A Blizzard in Gold

The snow turns gold in streetlamp light
And I have spent too long tonight
In staring through a frosted glass
To watch a million snowflakes pass.

Out of the cold and empty dark
Each solitary snowflake- stark
And utterly unique in form
Is borne to light upon the storm.

I spot one of these newborn flakes
And try to chart what course it makes,
But it is borne upon a breath
That quickly speeds it on to death.

Instead I take a wider view
To see what ten or twenty do,
But even here cold chaos reigns
And I get nothing for my pains.

So now I watch the all in all
And see a mighty blizzard fall
In golden swirls and secret schemes
That tells of nature’s winter dreams.

The Storm of Grief

I sudden woke from sleep amid a storm
So terrible I never knew the like.
The rain was coarse with salt, to mar the form
Of all the Earth. Thunderbolts did flash and strike
And rend the death-dark veil of night, to show
A world transformed into a devil’s plaything.

I counted on the river’s even flow
From spring to sea. It burst its bank and brought
The flotsam of a ruined life to rest
Before my feet. Here a heap of sticks
That rocked us as I laid upon her breast-
All broken- past the hope of man to fix.

The sturdy trees of boyhood all are felled.
I thought them sure, immoveable, a fact,
But sea cold winds arose in wrath, and swelled
With terror’s might. They swayed and bent and cracked,
And never shall I see the saplings rise
To fill the place the ancients left behind?

My mind cannot escape the piercing cries
Of thunder’s loud lament.
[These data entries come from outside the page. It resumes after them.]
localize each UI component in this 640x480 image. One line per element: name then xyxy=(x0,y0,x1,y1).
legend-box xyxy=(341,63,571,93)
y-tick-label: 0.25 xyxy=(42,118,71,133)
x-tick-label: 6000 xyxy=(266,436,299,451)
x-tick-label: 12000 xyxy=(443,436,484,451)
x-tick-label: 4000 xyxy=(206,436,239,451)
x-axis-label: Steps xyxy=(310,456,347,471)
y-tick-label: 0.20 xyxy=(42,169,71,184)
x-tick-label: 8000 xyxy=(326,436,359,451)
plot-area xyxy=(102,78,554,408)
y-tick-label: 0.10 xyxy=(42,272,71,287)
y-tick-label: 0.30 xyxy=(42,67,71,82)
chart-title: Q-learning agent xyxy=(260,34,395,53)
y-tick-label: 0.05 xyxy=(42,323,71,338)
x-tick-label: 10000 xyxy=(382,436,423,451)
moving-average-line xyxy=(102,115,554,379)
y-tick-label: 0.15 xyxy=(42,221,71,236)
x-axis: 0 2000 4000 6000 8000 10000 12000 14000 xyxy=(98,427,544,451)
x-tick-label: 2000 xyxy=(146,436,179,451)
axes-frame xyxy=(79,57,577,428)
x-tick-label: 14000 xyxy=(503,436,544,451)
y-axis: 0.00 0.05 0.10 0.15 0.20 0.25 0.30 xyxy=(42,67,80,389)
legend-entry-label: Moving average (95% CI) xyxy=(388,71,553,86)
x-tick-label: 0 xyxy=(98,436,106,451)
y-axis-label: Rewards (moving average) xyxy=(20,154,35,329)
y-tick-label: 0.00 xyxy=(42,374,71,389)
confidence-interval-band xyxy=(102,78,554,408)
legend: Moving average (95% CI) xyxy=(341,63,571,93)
My heart is blind
To all except the blue bright flash of pain
That burns anew just as it fades away.
And then I greet the lightning as a gain—
For nothing do I want, but that this storm should stay.

I dread a peaceful morning most of all,
The victory of light and calm repose,
The dancing bee, the robin’s friendly call,
A pale blue sky behind a blood red rose,
The cold relief of nature’s waking song
That knows no fear or loss or anything.

The boyhood of my peace was very long,
I did not know what heaven’s bolt could bring.
How can I now enjoy the sacred sun
If still I feel the tempest in my soul?
Or worse! to find at last the storm is done,
That pain has fled and left me all unwhole?